The Bill does provide (in section 126 (5)) that a court will dismiss a claim against a defendant if it would have been barred by the current six year limitation period and allowing the claim to continue would be a breach of the defendant’s rights under the Human Rights Act 1986. How this provision will work in practice will be discussed in a different note.
Also section 126 (6) expressly states that if a claim was settled or determined before the bill came into force, then a claimant cannot rely on this extended limitation period. It would seem that provision was not necessary as the Bill does not resurrect claims which were compromised, or concluded, but given section 126 (6) there can be no doubt about the position.
Substantial contractors are used to carrying out works under a deed, which brings a limitation period of 12 years, so this is not such a huge change for them.
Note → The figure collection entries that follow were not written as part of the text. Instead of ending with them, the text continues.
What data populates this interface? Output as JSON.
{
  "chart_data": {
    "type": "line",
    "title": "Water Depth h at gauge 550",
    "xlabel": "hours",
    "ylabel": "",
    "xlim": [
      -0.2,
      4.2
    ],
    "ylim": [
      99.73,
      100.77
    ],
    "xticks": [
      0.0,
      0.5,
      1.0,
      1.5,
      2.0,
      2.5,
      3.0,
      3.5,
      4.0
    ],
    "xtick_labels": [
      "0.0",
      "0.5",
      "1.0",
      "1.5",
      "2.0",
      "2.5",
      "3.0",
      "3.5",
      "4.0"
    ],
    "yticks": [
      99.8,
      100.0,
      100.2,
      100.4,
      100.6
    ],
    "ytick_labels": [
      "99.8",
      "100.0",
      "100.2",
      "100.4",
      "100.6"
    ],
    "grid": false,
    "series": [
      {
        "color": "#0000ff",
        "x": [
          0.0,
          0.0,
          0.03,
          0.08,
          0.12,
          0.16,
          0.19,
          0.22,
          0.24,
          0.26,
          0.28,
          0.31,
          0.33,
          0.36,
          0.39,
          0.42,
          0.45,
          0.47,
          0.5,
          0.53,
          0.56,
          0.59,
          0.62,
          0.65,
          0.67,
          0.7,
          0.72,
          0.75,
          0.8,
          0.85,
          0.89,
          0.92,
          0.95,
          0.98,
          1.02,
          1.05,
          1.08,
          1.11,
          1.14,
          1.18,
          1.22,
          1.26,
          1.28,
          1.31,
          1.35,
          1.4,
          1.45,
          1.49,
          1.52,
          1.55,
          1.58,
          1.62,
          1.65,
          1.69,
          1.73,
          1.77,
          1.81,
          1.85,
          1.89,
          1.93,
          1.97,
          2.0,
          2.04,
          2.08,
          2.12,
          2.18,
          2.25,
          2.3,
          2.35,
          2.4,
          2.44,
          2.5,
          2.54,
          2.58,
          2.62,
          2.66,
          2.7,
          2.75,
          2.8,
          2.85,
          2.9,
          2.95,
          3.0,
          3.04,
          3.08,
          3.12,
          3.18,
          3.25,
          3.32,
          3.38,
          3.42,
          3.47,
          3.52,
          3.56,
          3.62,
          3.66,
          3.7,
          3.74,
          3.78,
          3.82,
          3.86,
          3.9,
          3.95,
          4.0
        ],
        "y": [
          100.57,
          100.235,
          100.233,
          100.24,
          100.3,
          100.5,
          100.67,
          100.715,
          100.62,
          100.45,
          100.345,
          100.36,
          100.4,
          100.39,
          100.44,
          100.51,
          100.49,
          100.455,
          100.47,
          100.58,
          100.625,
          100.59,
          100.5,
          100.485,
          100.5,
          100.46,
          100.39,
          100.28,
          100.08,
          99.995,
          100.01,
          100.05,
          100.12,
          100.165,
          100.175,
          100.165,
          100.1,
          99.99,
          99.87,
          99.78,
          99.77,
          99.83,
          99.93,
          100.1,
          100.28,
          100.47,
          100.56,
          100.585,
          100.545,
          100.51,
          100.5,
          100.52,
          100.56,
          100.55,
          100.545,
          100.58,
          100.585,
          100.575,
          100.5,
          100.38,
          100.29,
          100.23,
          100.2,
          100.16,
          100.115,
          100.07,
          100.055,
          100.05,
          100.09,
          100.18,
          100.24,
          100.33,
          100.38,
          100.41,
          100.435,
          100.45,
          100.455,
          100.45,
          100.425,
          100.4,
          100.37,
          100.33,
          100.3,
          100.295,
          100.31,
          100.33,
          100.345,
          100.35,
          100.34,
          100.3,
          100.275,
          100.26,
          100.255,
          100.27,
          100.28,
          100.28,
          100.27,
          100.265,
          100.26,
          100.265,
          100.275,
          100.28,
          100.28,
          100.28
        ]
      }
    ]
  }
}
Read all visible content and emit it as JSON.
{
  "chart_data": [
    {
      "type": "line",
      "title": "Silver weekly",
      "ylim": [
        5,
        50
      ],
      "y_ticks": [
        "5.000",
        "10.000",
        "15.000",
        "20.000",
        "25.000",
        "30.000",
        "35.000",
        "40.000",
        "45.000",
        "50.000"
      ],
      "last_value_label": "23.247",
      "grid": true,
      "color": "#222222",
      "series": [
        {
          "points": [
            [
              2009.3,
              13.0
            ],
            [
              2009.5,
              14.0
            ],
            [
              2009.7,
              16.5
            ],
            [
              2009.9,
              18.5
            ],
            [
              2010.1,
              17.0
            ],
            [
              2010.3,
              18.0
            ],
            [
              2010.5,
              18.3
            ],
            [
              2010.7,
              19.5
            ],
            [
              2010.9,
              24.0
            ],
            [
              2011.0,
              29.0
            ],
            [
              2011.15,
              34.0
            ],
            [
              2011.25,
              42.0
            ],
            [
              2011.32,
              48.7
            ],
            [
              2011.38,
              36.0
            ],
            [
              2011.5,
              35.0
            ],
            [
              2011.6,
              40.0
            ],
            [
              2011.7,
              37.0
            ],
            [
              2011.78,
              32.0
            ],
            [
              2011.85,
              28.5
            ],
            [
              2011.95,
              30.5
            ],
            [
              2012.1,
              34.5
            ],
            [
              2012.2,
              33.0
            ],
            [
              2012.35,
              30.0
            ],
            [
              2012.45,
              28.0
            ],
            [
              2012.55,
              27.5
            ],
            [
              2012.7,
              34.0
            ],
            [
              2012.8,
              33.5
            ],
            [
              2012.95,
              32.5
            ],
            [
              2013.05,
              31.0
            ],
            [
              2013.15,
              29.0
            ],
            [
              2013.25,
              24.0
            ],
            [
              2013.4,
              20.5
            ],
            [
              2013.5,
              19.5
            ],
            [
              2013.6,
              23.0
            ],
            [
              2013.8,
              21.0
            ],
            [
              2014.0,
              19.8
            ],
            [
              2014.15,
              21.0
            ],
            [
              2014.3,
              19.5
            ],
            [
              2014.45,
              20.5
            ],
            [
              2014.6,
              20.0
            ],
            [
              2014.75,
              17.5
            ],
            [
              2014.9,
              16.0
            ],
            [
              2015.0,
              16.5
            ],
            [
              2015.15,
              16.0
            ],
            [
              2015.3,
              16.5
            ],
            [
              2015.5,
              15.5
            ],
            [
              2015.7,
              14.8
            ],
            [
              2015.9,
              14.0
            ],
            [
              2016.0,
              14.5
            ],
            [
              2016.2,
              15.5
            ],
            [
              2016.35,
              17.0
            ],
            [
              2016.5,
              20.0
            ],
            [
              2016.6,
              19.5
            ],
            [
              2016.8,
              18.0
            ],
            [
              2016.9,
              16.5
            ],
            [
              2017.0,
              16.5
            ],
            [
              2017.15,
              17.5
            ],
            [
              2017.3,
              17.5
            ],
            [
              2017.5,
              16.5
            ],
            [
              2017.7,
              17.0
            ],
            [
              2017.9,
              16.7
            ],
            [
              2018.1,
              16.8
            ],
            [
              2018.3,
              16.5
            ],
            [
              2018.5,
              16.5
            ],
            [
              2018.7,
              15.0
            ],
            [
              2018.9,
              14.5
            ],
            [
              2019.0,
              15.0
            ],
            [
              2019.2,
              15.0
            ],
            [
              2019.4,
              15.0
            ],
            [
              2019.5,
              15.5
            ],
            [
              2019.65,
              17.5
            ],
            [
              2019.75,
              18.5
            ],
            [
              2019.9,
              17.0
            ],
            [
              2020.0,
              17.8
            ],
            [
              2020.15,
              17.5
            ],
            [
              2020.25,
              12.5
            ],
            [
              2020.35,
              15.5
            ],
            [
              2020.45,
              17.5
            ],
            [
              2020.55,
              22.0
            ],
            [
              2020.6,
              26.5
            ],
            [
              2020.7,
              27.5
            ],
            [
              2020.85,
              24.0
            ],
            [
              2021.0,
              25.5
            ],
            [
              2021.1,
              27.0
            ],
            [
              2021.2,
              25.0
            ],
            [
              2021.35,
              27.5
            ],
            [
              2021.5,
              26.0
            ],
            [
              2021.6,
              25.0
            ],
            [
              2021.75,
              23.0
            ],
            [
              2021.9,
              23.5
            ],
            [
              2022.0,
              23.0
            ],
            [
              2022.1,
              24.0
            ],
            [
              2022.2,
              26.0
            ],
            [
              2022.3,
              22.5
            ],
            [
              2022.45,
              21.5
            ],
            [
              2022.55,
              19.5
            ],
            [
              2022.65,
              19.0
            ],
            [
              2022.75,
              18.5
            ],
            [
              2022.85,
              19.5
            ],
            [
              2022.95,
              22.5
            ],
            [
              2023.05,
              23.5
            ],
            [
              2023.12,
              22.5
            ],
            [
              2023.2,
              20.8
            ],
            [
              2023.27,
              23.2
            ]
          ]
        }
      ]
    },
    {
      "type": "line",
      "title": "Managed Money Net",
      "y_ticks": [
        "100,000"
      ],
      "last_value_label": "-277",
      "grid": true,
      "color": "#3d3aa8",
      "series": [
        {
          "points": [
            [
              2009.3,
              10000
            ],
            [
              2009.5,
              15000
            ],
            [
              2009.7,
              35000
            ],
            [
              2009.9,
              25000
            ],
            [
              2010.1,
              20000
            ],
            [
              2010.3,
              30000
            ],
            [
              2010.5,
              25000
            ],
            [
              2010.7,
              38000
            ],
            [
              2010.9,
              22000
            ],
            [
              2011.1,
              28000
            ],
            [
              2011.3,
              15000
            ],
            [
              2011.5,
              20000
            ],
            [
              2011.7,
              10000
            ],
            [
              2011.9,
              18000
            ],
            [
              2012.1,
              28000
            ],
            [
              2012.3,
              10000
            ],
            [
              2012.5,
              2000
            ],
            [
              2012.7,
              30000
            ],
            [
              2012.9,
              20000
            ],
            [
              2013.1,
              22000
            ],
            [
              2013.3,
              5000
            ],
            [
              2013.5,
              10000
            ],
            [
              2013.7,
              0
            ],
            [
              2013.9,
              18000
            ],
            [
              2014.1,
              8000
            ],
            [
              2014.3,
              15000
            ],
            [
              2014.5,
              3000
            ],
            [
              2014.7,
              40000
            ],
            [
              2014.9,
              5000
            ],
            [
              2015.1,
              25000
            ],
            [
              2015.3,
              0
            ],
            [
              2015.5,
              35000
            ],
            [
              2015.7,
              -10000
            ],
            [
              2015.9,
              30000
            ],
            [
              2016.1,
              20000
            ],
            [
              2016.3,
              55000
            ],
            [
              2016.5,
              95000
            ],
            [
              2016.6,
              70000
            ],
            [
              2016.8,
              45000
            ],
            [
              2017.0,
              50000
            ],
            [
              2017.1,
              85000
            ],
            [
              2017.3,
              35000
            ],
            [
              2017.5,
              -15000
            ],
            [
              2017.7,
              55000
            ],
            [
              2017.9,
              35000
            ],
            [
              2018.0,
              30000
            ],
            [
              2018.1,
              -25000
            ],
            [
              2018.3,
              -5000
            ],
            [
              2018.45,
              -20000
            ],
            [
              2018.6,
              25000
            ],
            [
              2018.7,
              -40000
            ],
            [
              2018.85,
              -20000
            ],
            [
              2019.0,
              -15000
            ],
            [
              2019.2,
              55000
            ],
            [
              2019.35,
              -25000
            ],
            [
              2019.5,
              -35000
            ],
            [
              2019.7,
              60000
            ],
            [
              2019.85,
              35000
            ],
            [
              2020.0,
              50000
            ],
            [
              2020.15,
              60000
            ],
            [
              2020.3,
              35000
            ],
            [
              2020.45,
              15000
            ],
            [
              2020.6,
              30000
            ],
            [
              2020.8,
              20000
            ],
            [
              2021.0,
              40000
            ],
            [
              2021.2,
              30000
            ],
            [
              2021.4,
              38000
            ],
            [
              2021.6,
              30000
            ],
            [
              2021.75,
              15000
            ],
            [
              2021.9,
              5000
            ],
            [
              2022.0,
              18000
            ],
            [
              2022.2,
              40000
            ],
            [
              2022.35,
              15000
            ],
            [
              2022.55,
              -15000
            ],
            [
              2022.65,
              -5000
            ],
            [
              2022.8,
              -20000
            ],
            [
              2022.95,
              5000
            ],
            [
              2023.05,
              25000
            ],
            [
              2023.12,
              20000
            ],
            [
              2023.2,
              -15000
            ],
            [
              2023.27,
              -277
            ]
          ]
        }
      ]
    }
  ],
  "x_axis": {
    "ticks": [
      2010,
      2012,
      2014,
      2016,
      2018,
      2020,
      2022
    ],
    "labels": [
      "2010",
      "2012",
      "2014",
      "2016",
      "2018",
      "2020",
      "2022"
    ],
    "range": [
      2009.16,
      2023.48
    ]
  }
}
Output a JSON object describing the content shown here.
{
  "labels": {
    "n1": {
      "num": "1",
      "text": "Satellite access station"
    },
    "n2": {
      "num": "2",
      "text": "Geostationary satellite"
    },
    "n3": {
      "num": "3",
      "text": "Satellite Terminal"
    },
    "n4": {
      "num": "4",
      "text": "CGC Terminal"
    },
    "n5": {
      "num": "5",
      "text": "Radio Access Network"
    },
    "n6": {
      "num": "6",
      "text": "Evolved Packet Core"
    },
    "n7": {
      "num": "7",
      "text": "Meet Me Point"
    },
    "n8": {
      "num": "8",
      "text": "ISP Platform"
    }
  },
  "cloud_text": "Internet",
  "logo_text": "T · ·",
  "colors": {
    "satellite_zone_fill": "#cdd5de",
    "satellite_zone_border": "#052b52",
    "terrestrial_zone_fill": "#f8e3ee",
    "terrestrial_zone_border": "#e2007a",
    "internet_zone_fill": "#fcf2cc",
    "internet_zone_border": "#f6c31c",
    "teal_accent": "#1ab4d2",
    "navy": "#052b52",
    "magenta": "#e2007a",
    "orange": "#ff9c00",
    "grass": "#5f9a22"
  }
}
Subcontractors may well feel this more keenly as their liability to any owners of any properties was limited to six years under the DPA. Having said that, under the Civil Liability (Contribution) Act 1976, a subcontractor may find that they face a contribution claim from a contractor two years after the contractor’s claim was concluded.
It appears from the explanatory notes to the Bill that the intention is that section 126 of the Bill will come into force two months after the Bill came into force. Whilst that notice period may be welcome to some developers, it is unlikely that will make any real difference.
Whilst this provision may help some property owners, the Bill may not provide as much increased protection as it first appears. Given the turnover of construction companies, particularly ones involved in cladding, it may be that after 15 years, a number of the potential defendants may no longer be in business.